Nab paclitaxel is well tolerated — you don’t have to worry about hypersensitivity or premedication with steroids. I think it was really novel to use albumin rather than Cremophor as the solvent. The interesting part of that story was the idea that albumin as a solvent might bring drugs closer to the tumor and be more effective in addition to being easier to administer.

We had a discussion about the standard in adjuvant chemotherapy and decided that the dose-dense ACT regimen was here to stay — certainly the disease-free survival data are holding — and since nab paclitaxel looked better than paclitaxel in the Phase III trial (Gradishar 2005), we wanted to evaluate it in the dose-dense setting.

We started with a simple study of 30 patients and administered AC with growth factor support every two weeks and then nab paclitaxel, 260 mg/m2, without growth factor support (Robert 2005) every two weeks.

All 30 patients got through the AC portion, with three requiring dose delays and two requiring dose reductions.

In the nab paclitaxel portion, 33 percent of the patients received growth factor support due to lack of recovery of ANC to at least 1,000 cells/mm3 by the first day of the following cycle.

Also, of the patients who received nab paclitaxel, one patient went off study because the HER2 data were released and she wanted to receive trastuzumab, and two other patients were unable to complete the study. During nab paclitaxel treatment, approximately a third of the patients had a dose delay, and about a third experienced neurotoxicity.

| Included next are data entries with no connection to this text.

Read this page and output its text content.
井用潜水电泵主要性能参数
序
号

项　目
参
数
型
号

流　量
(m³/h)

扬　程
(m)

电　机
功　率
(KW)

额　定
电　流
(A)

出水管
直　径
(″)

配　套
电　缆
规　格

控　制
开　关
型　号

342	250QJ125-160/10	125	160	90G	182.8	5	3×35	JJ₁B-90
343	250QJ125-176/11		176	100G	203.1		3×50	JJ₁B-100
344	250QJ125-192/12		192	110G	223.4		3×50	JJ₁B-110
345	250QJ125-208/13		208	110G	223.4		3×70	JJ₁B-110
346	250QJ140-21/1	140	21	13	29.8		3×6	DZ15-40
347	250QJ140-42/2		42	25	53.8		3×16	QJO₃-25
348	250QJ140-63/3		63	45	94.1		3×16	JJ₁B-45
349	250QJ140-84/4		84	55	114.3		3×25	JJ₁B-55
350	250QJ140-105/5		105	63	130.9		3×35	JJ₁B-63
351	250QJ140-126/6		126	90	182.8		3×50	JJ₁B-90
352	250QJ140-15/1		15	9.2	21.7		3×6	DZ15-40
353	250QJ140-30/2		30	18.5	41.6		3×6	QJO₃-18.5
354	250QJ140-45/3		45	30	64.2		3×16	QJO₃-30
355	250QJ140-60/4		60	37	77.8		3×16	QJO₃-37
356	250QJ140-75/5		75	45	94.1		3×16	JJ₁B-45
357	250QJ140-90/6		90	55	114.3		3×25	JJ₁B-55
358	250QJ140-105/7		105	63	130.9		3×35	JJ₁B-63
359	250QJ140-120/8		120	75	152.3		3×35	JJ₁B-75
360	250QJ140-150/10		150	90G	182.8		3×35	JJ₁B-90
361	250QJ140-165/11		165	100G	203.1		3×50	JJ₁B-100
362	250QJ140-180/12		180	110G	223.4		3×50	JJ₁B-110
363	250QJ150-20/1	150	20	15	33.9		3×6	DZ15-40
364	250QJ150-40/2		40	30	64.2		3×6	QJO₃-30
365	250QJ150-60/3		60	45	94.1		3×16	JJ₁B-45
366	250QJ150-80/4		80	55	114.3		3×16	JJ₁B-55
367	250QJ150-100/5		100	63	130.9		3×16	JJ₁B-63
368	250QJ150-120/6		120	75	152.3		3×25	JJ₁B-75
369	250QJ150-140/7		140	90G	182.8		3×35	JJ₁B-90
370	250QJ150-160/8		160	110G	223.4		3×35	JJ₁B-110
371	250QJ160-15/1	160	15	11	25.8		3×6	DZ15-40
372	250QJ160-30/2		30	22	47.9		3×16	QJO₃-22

However, as in the Phase III study (Gradishar 2005), in our trial, we found that once the patient develops neurotoxicity, if we reduce the dose, the neurotoxicity decreases.

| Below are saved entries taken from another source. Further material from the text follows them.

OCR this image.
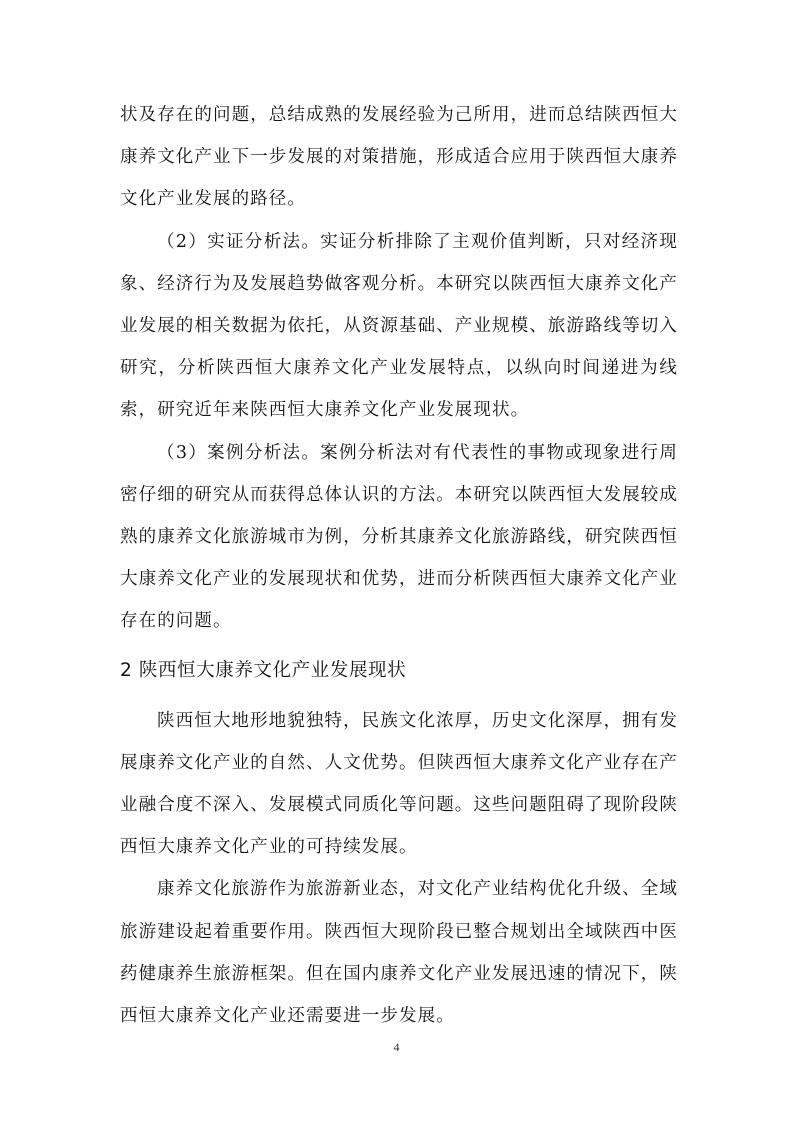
状及存在的问题，总结成熟的发展经验为己所用，进而总结陕西恒大康养文化产业下一步发展的对策措施，形成适合应用于陕西恒大康养文化产业发展的路径。

（2）实证分析法。实证分析排除了主观价值判断，只对经济现象、经济行为及发展趋势做客观分析。本研究以陕西恒大康养文化产业发展的相关数据为依托，从资源基础、产业规模、旅游路线等切入研究，分析陕西恒大康养文化产业发展特点，以纵向时间递进为线索，研究近年来陕西恒大康养文化产业发展现状。

（3）案例分析法。案例分析法对有代表性的事物或现象进行周密仔细的研究从而获得总体认识的方法。本研究以陕西恒大发展较成熟的康养文化旅游城市为例，分析其康养文化旅游路线，研究陕西恒大康养文化产业的发展现状和优势，进而分析陕西恒大康养文化产业存在的问题。

2 陕西恒大康养文化产业发展现状

陕西恒大地形地貌独特，民族文化浓厚，历史文化深厚，拥有发展康养文化产业的自然、人文优势。但陕西恒大康养文化产业存在产业融合度不深入、发展模式同质化等问题。这些问题阻碍了现阶段陕西恒大康养文化产业的可持续发展。

康养文化旅游作为旅游新业态，对文化产业结构优化升级、全域旅游建设起着重要作用。陕西恒大现阶段已整合规划出全域陕西中医药健康养生旅游框架。但在国内康养文化产业发展迅速的情况下，陕西恒大康养文化产业还需要进一步发展。

4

We’re still examining those data, but the majority of our patients improved their grade in terms of neurotoxicity within a month. So, by the time we finished administering all four cycles, the neurotoxicity was diminished.

In addition, the majority of patients were experiencing Grade II symptoms — which are livable — versus Grade III, which is when the patient is having problems with daily functioning. So it doesn’t appear that neurotoxicity is a problem; the issue is whether we need to be concerned about dose delay with nab paclitaxel.

Preliminary results indicate that dose-dense AC for four cycles followed by nab paclitaxel, 260 mg/m2, every two weeks was well tolerated in patients with early-stage breast cancer. However, further studies of that regimen in this population are indicated.